Home Maintenance

Snow and Ice Removal Strategies for 'Do-It-Yourself' Homeowners

Snow and Ice Removal Strategies for 'Do-It-Yourself' Homeowners

It’s important to keep your driveway and the pavements around your home clear of snow and ice to reduce the risk of slip-and-fall accidents on your property. When winter storms threaten, DIY homeowners have three approaches to snow management from which to choose: chemical agents that clear these hazards away after the storm passes (de-icing), chemical agents that preempt them before a single snowflake falls (anti-icing), and non-chemical alternatives. Below, we take a look at these approaches.


De-icing is key to taming wintery hazards. However, these chemical salts are meant to be spread only on the thin layer or residue that remains after shoveling, snowplowing and/or snowplowing away the bulk of the snow. They cannot do the job of melting all the snow by themselves.

Sodium chloride and calcium chloride are the two main salt options for this de-icing phase, however each option has its own disadvantages.

  • Sodium chloride

    The most common, most affordable, and most widely available de-icing agent is sodium chloride, more popularly referred to as "rock salt." Rock salt is easy to store and distribute, whether by hand or by a mechanical salt spreader, and effectively melts snow/ice at temperatures as low as 15 to 20 degrees Fahrenheit. Like other de-icers, it works by lowering the freezing point of water, and is effective at relatively mild winter temperatures.

    Rock salt has some drawbacks, however. First, it fails when temperatures dip too low. Second, it damages concrete and asphalt by exacerbating the freeze-thaw cycle when temperatures repeatedly fluctuate above and below 20°F. Also, it seeps into the porous surface of concrete and draws water in, which causes further damage when that absorbed water refreezes. And rock salt can migrate into plant beds causing damage to plant life. Nonetheless, rock salt answers the need for an affordable snow/ice melter at relatively high winter temperatures.

  • Calcium chloride

    Calcium chloride is effective down to about -25°F, making it the better choice at lower temperatures. It works by attracting moisture to itself, even in dry conditions, then dissolving in that moisture and cutting into ice surfaces. It is also an "exothermic" product, meaning that it reacts chemically with water to release heat from within itself. This all translates into faster snow-melting even at very low temperatures.

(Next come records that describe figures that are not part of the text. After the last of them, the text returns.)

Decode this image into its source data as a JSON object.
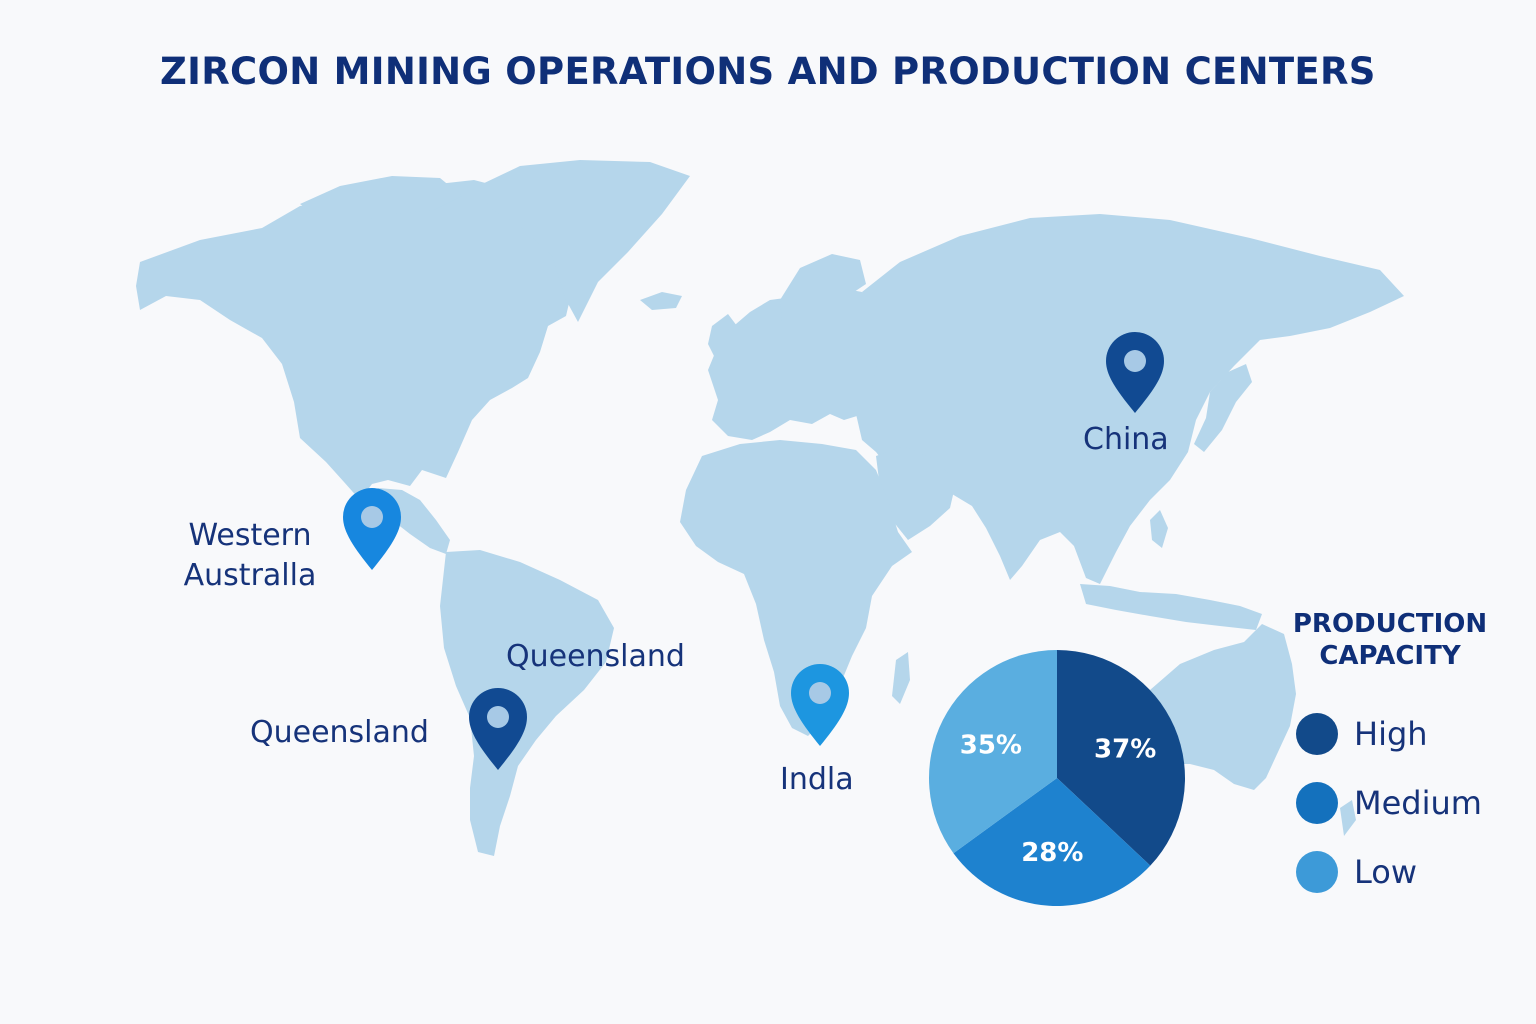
{
  "title": "ZIRCON MINING OPERATIONS AND PRODUCTION CENTERS",
  "map": {
    "markers": [
      {
        "id": "china",
        "label": "China",
        "color": "#114a92",
        "icon": "map-pin-icon"
      },
      {
        "id": "western-australia",
        "label": "Western Australla",
        "label_lines": [
          "Western",
          "Australla"
        ],
        "color": "#1787df",
        "icon": "map-pin-icon"
      },
      {
        "id": "queensland",
        "label": "Queensland",
        "color": "#114a92",
        "icon": "map-pin-icon"
      },
      {
        "id": "india",
        "label": "Indla",
        "color": "#1d96e0",
        "icon": "map-pin-icon"
      }
    ],
    "extra_labels": [
      "Queensland"
    ]
  },
  "legend": {
    "title_lines": [
      "PRODUCTION",
      "CAPACITY"
    ],
    "items": [
      {
        "label": "High",
        "color": "#124a8a"
      },
      {
        "label": "Medium",
        "color": "#1471bd"
      },
      {
        "label": "Low",
        "color": "#3d9ad8"
      }
    ]
  },
  "chart_data": {
    "type": "pie",
    "categories": [
      "High",
      "Medium",
      "Low"
    ],
    "values": [
      37,
      28,
      35
    ],
    "labels": [
      "37%",
      "28%",
      "35%"
    ],
    "colors": [
      "#124a8a",
      "#1e82cf",
      "#5aaee0"
    ]
  }
}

    The drawbacks to calcium chloride are that it costs more than rock salt, it can leave a slippery residue, and it, too, can harm concrete and nearby plant life.

A reasonable strategy for removing snow is to combine these two approaches: use rock salt as your standby de-icer and calcium chloride for colder weather.

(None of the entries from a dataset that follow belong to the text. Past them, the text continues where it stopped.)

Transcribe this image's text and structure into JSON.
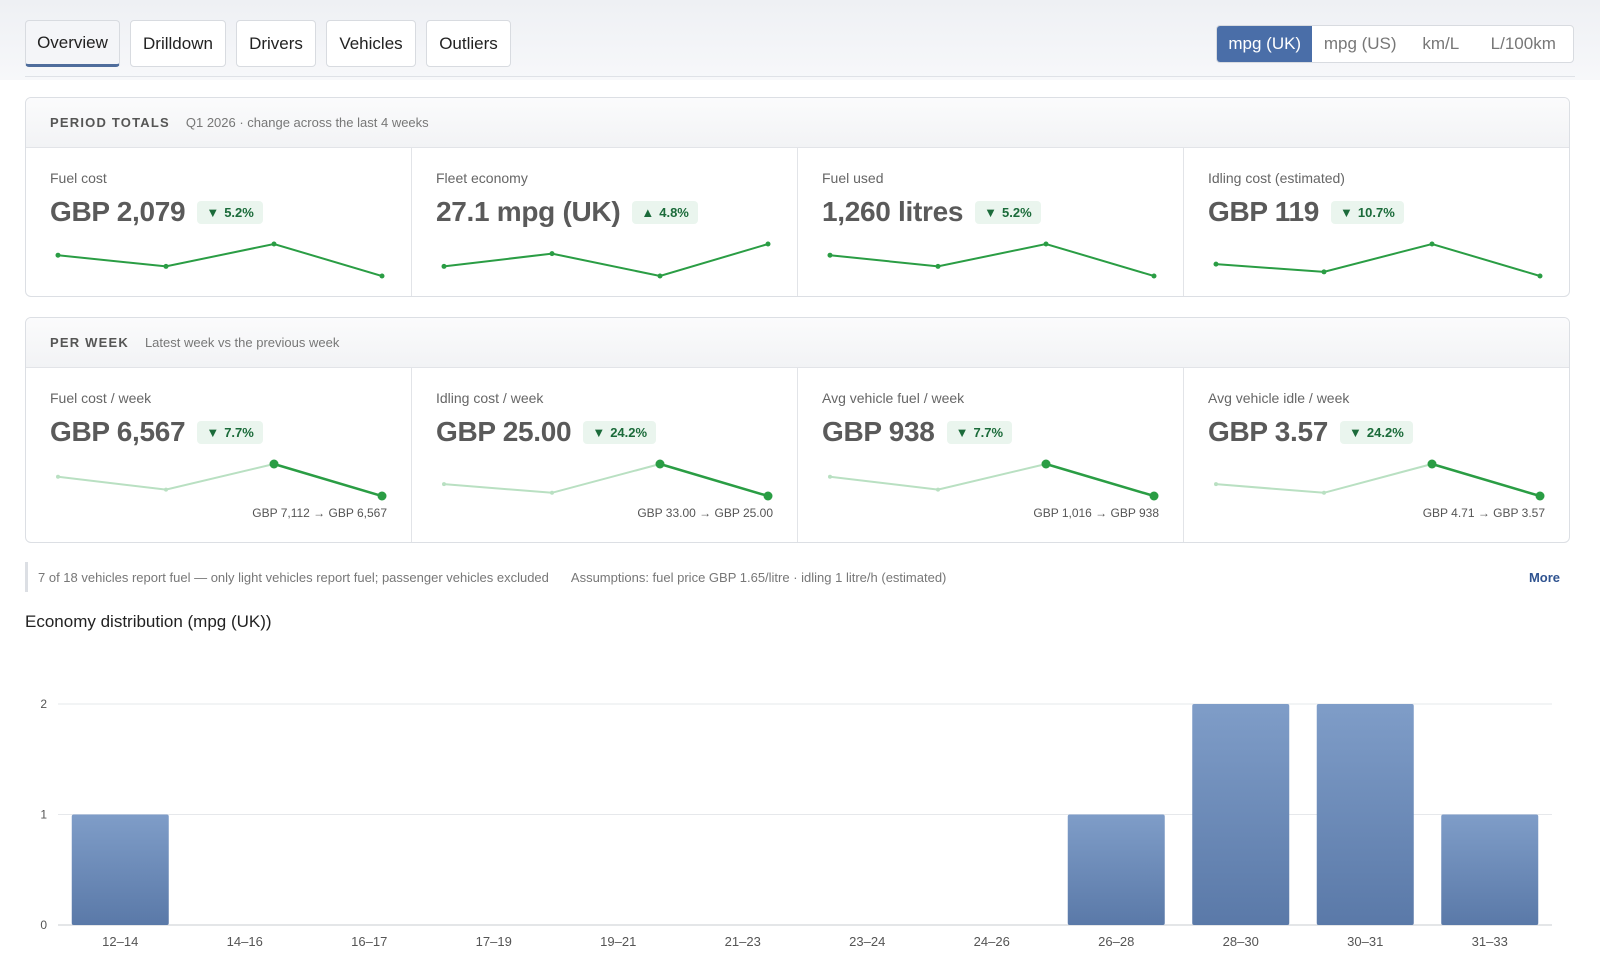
{
  "tabs": [
    {
      "label": "Overview",
      "active": true
    },
    {
      "label": "Drilldown",
      "active": false
    },
    {
      "label": "Drivers",
      "active": false
    },
    {
      "label": "Vehicles",
      "active": false
    },
    {
      "label": "Outliers",
      "active": false
    }
  ],
  "units": [
    {
      "label": "mpg (UK)",
      "active": true
    },
    {
      "label": "mpg (US)",
      "active": false
    },
    {
      "label": "km/L",
      "active": false
    },
    {
      "label": "L/100km",
      "active": false
    }
  ],
  "period": {
    "title": "PERIOD TOTALS",
    "subtitle": "Q1 2026 · change across the last 4 weeks",
    "cards": [
      {
        "label": "Fuel cost",
        "value": "GBP 2,079",
        "direction": "down",
        "change": "5.2%",
        "trend": [
          0.65,
          0.3,
          1.0,
          0.0
        ]
      },
      {
        "label": "Fleet economy",
        "value": "27.1 mpg (UK)",
        "direction": "up",
        "change": "4.8%",
        "trend": [
          0.3,
          0.7,
          0.0,
          1.0
        ]
      },
      {
        "label": "Fuel used",
        "value": "1,260 litres",
        "direction": "down",
        "change": "5.2%",
        "trend": [
          0.65,
          0.3,
          1.0,
          0.0
        ]
      },
      {
        "label": "Idling cost (estimated)",
        "value": "GBP 119",
        "direction": "down",
        "change": "10.7%",
        "trend": [
          0.37,
          0.13,
          1.0,
          0.0
        ]
      }
    ]
  },
  "weekly": {
    "title": "PER WEEK",
    "subtitle": "Latest week vs the previous week",
    "cards": [
      {
        "label": "Fuel cost / week",
        "value": "GBP 6,567",
        "direction": "down",
        "change": "7.7%",
        "comparison": "GBP 7,112 → GBP 6,567",
        "trend": [
          0.6,
          0.2,
          1.0,
          0.0
        ]
      },
      {
        "label": "Idling cost / week",
        "value": "GBP 25.00",
        "direction": "down",
        "change": "24.2%",
        "comparison": "GBP 33.00 → GBP 25.00",
        "trend": [
          0.37,
          0.1,
          1.0,
          0.0
        ]
      },
      {
        "label": "Avg vehicle fuel / week",
        "value": "GBP 938",
        "direction": "down",
        "change": "7.7%",
        "comparison": "GBP 1,016 → GBP 938",
        "trend": [
          0.6,
          0.2,
          1.0,
          0.0
        ]
      },
      {
        "label": "Avg vehicle idle / week",
        "value": "GBP 3.57",
        "direction": "down",
        "change": "24.2%",
        "comparison": "GBP 4.71 → GBP 3.57",
        "trend": [
          0.37,
          0.1,
          1.0,
          0.0
        ]
      }
    ]
  },
  "notes": {
    "coverage": "7 of 18 vehicles report fuel — only light vehicles report fuel; passenger vehicles excluded",
    "assumptions": "Assumptions: fuel price GBP 1.65/litre · idling 1 litre/h (estimated)",
    "more": "More"
  },
  "colors": {
    "accent": "#4a6ea8",
    "trend_good": "#2a9d44",
    "bar_top": "#7f9dc8",
    "bar_bottom": "#5a79a8"
  },
  "chart_data": {
    "type": "bar",
    "title": "Economy distribution (mpg (UK))",
    "categories": [
      "12–14",
      "14–16",
      "16–17",
      "17–19",
      "19–21",
      "21–23",
      "23–24",
      "24–26",
      "26–28",
      "28–30",
      "30–31",
      "31–33"
    ],
    "values": [
      1,
      0,
      0,
      0,
      0,
      0,
      0,
      0,
      1,
      2,
      2,
      1
    ],
    "ylim": [
      0,
      2
    ],
    "yticks": [
      0,
      1,
      2
    ],
    "grid": true
  }
}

Liquid salt brine, of rock salt or another salt, is an anti-icing agent that you can spread just before or just after a snow storm hits. Much of the snow will melt on contact with the brine and it prevents a bond from forming between the pavement and any snow that does accumulate, making shoveling later a much easier job.

Salt-free alternatives

Not long ago, New Jersey made headlines by utilizing pickle brine to de-ice its highways, and Wisconsin (characteristically) opted for cheese brine as an alternative to traditional rock salt. While these strategies well-served the purpose down to around six degrees below zero, homeowners will likely find other alternatives to salting their driveways more practical (and free of the pickle/cheesy after-odor).

There are really only two viable alternatives available to homeowners to melt the snow and ice on their driveways and outdoor walkways without resorting to some form of salt: heated driveways and snow-melting mats.

  • Heated driveways/walkways

    Heated driveways/walkways can be of two types: electric coil and hydronic. The latter works by circulating an antifreeze-water solvent through in-pavement plastic tubing; the former by means of electrically heated metal coils. While heated driveways are a great convenience and a long-term solution, they typically cost thousands of dollars to install, require that you first tear up your existing driveway, and cost hundreds of dollars per year to operate.

  • Snow-melting mats

    The second option is laying down seasonal snow-melting mats, which come in grades appropriate to driveways, walkways, entryways, and more. These mats melt snow at rates of two inches per hour and can keep tire lanes and walking areas snow/ice-free continually. Snow-melt mats cost much less than heated driveways and are 100% portable.

Homeowners can always contract with a snow-removal service or hire a local teenager to clear away snow and ice. But for those who opt to do the job themselves, it’s critical that you use the best de-icing agent for each temperature range and also include anti-icing agents in your “arsenal.” Or, eliminate the use of chemicals all together with a heated driveway or snow-melting mats.